The technical backbone of the protocol is led by CTO Timur Luguev, a Fulbright Scholar and ERCIM Fellow with over a decade in multimodal deep learning.
Luguev views AMP as a way to indirectly influence the broader “online footprint” that informs AI reasoning. “We want to feed agents through, basically, indirectly, through open online footprint,” Luguev explained.
“That’s the focus: basically first define this kind of a standard, so centralize this information about the product and the brand in one place, then syndicated across the open surfaces, and then quantify and measure the impact”.
Licensing and market implications
Azoma is positioning its protocol as a neutral alternative to the walled-garden approaches of major tech providers. While search engines prioritize the consumer’s user experience, AMP focuses exclusively on the merchant’s requirement for predictability and accuracy.
Feature | Platform Protocols (ACP/UCP) | Azoma AMP |
Primary Focus | Transaction execution | Brand control & multi-agent syndication |
Data Reach | Internal ecosystem only | Cross-platform & Open Web |
Brand Governance | No / Partial oversight | Full enterprise-defined control |
Integration | Developer-centric APIs | Marketing & Commerce team-friendly |
This shift effectively replaces traditional Search Engine Optimization (SEO) with Agentic Commerce Optimization (ACO).
Sinclair argues that this transition is driven by a shift in consumer trust. “You’re going to trust ChatGPT acting on over your data [more] than just putting into Google, ‘what mattress should I use’ and just clicking on whoever paid for that top link,” he says.
Pricing structure
Azoma’s commercial strategy is designed to bridge the gap between traditional enterprise software procurement and the performance-driven metrics of the AI era. Currently, the company utilizes a standard enterprise model, engaging with its global partners through annual contracts that typically fall within the six-to-seven-figure range. This structure is intended to align with the existing budgetary frameworks of large-scale organizations, providing the predictability required for multi-national department planning.

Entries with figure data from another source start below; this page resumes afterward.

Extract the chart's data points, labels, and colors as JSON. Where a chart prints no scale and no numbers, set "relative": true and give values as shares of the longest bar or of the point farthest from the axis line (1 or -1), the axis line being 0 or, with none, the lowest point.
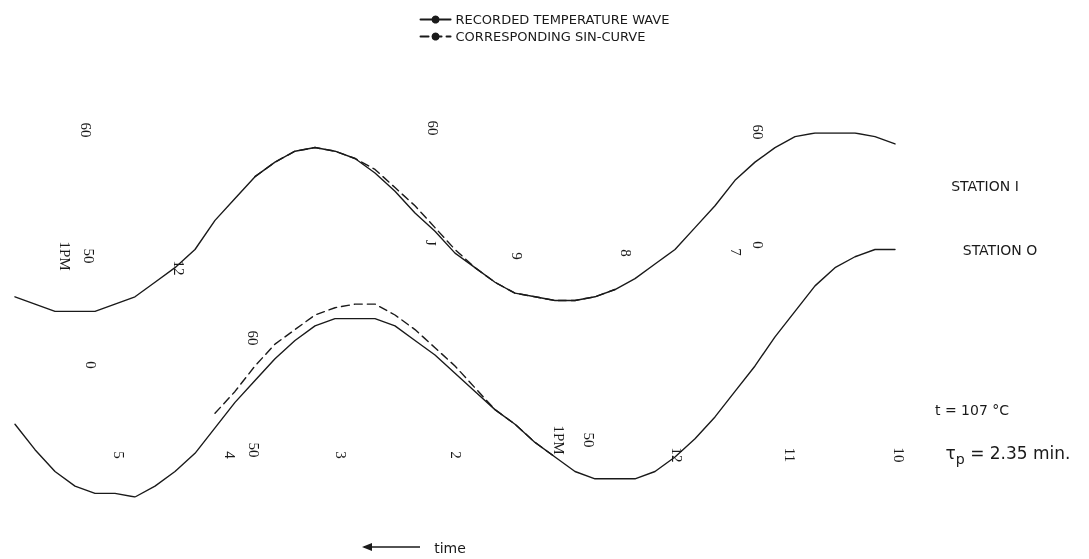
{
  "chart_data": {
    "type": "line",
    "relative": true,
    "legend": "top",
    "categories": [
      null,
      null,
      null,
      null,
      null,
      null,
      null,
      null,
      null,
      null,
      null,
      null,
      null,
      null,
      null,
      null,
      null,
      null,
      null,
      null,
      null,
      null,
      null,
      null,
      null,
      null,
      null,
      null,
      null,
      null,
      null,
      null,
      null,
      null,
      null,
      null,
      null,
      null,
      null,
      null,
      null,
      null,
      null,
      null,
      null
    ],
    "series": [
      {
        "name": "RECORDED TEMPERATURE WAVE",
        "color": "#1a1a1a",
        "line_style": "solid",
        "values": [
          0.55,
          0.53,
          0.51,
          0.51,
          0.51,
          0.53,
          0.55,
          0.59,
          0.63,
          0.68,
          0.76,
          0.82,
          0.88,
          0.92,
          0.95,
          0.96,
          0.95,
          0.93,
          0.89,
          0.84,
          0.78,
          0.73,
          0.67,
          0.63,
          0.59,
          0.56,
          0.55,
          0.54,
          0.54,
          0.55,
          0.57,
          0.6,
          0.64,
          0.68,
          0.74,
          0.8,
          0.87,
          0.92,
          0.96,
          0.99,
          1,
          1,
          1,
          0.99,
          0.97
        ]
      },
      {
        "name": "CORRESPONDING SIN-CURVE",
        "color": "#1a1a1a",
        "line_style": "dashed",
        "values": [
          null,
          null,
          null,
          null,
          null,
          null,
          null,
          null,
          null,
          null,
          null,
          null,
          0.88,
          0.92,
          0.95,
          0.96,
          0.95,
          0.93,
          0.9,
          0.85,
          0.8,
          0.74,
          0.68,
          0.63,
          0.59,
          0.56,
          0.55,
          0.54,
          0.54,
          0.55,
          0.57,
          null,
          null,
          null,
          null,
          null,
          null,
          null,
          null,
          null,
          null,
          null,
          null,
          null,
          null
        ]
      },
      {
        "color": "#1a1a1a",
        "line_style": "solid",
        "values": [
          0.2,
          0.13,
          0.07,
          0.03,
          0.01,
          0.01,
          0,
          0.03,
          0.07,
          0.12,
          0.19,
          0.26,
          0.32,
          0.38,
          0.43,
          0.47,
          0.49,
          0.49,
          0.49,
          0.47,
          0.43,
          0.39,
          0.34,
          0.29,
          0.24,
          0.2,
          0.15,
          0.11,
          0.07,
          0.05,
          0.05,
          0.05,
          0.07,
          0.11,
          0.16,
          0.22,
          0.29,
          0.36,
          0.44,
          0.51,
          0.58,
          0.63,
          0.66,
          0.68,
          0.68
        ]
      },
      {
        "color": "#1a1a1a",
        "line_style": "dashed",
        "values": [
          null,
          null,
          null,
          null,
          null,
          null,
          null,
          null,
          null,
          null,
          0.23,
          0.29,
          0.36,
          0.42,
          0.46,
          0.5,
          0.52,
          0.53,
          0.53,
          0.5,
          0.46,
          0.41,
          0.36,
          0.3,
          0.24,
          0.2,
          0.15,
          0.11,
          null,
          null,
          null,
          null,
          null,
          null,
          null,
          null,
          null,
          null,
          null,
          null,
          null,
          null,
          null,
          null,
          null
        ]
      }
    ],
    "annotations": [
      "STATION I",
      "STATION O",
      "t = 107 °C",
      "τ$_{p}$ = 2.35 min.",
      "time",
      "60",
      "1PM",
      "50",
      "12",
      "60",
      "J",
      "9",
      "8",
      "60",
      "7",
      "0",
      "0",
      "60",
      "5",
      "4",
      "50",
      "3",
      "2",
      "1PM",
      "50",
      "12",
      "11",
      "10"
    ]
  }
}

However, the company’s long-term vision involves a fundamental pivot toward an outcome-based pricing model. By integrating directly into a brand’s data and revenue flows, Azoma can measure the specific financial impact of every syndicated intervention across the agentic ecosystem.
“Our ambition is the future is kind of… taking a cut when they [agents] deliver value,” explained Sinclair.

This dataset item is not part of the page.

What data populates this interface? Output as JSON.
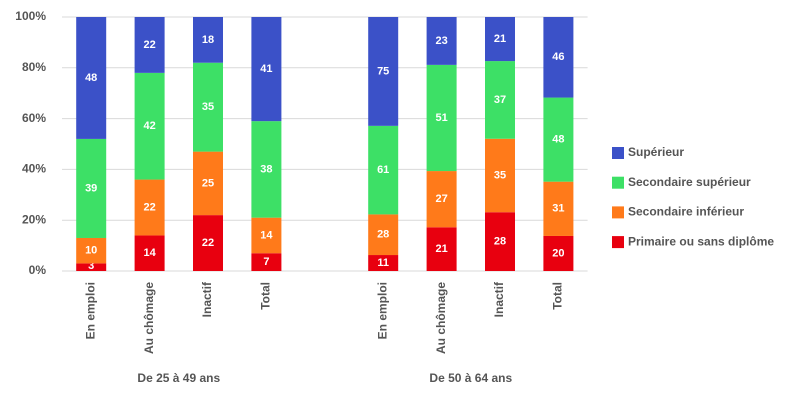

This goal would effectively transition the protocol from a SaaS expense into a performance-based asset, mirroring how modern advertising platforms operate by tying costs directly to incremental revenue growth.
Outcome-based agentic e-commerce
Beyond mere data distribution, Azoma is looking toward a model where revenue is tied directly to successful agentic interactions. While current enterprise clients typically engage via traditional six-to-seven-figure annual contracts, the company’s long-term goal is outcome-based pricing.
“Our ambition is the future is kind of… taking a cut when they [agents] deliver value,” Sinclair stated. Luguev noted that by accessing a brand’s data flows, they can provide rigorous ROI forecasting. “We have access to our actions, and then we measure what actions actually made the biggest impact… provide them ability to forecast which campaigns which actions and where to syndicate based on this understanding”.
As the market prepares for the official unveiling of the protocol at the Agentic Commerce Optimization event in London on March 12th, the message to the C-suite is clear: the “fixed” product page is dead. “When L’Oréal, Unilever and Mars move together in the same direction, the rest of the market pays attention,” Sinclair concluded.